Chang, Chia-Lun, and 張嘉倫. "A Study of demands in Long-Term Care Insurance and Institutional Care." Thesis, 2014. http://ndltd.ncl.edu.tw/handle/76846820222481009301.

Full text
Abstract:
碩士
銘傳大學
風險管理與保險學系碩士班
102
Due to the growth of aging population and lack of family-care function, there are increasing demands of long-term care and Institutional care. It''s urgent to promote Long -term care system. In 2009, “Long Term Care Insurance Planning” referenced the Long term care system for other countries, in order to promote Long-Term Care Insurance. Our experiment based on Anderson behavioral model of health care utilization for analyzing the demands in Long-Term Care Insurance and Institutional Care. Subjects consisted of 500 persons and recovered 426 questionnaires.

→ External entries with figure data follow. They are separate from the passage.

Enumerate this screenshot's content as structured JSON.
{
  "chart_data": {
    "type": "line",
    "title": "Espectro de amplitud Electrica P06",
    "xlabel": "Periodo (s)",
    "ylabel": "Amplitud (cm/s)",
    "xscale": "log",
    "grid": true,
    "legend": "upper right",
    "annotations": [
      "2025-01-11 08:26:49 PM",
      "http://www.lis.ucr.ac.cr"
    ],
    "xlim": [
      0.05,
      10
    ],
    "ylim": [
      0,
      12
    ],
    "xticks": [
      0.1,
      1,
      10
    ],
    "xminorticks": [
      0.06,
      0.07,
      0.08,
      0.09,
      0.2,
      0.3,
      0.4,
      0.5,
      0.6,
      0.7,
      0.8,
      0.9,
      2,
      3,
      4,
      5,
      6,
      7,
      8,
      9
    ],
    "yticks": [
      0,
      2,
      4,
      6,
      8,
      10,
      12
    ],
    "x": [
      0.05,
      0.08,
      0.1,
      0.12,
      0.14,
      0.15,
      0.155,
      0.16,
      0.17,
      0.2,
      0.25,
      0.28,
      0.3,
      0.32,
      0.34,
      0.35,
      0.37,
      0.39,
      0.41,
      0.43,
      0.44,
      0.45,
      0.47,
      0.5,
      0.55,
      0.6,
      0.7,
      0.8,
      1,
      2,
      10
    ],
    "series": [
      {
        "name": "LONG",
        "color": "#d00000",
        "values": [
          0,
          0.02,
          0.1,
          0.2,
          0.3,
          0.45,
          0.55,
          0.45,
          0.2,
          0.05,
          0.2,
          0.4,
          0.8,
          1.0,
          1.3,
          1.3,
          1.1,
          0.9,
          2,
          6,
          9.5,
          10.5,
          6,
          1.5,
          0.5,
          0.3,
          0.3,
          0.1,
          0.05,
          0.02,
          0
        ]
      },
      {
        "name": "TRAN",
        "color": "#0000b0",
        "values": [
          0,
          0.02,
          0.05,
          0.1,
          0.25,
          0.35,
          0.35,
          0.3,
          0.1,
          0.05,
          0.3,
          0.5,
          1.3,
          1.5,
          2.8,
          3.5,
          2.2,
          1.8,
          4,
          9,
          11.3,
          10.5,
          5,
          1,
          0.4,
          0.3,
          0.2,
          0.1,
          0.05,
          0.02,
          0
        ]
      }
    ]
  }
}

The main findings of this study are as follows: (1) gender, age, occupations, marriage, Long-Term Care insurence plan , health status , health examination, are the main factors that influence the demand in Institutional Care. (2) There is a significant correlation between the recognition and demand of long-term care Insurance. (3) In short, there are around 62 % of the respondents showing their demands for the long-term care insurance, 68.5% of the respondents prefer Institutional care when their farmily have long-term care demands. The study has suggestions for the government: In order to satisfy the demands of long-term care for our people, the authorities should speed up the planning of long-term care insurance.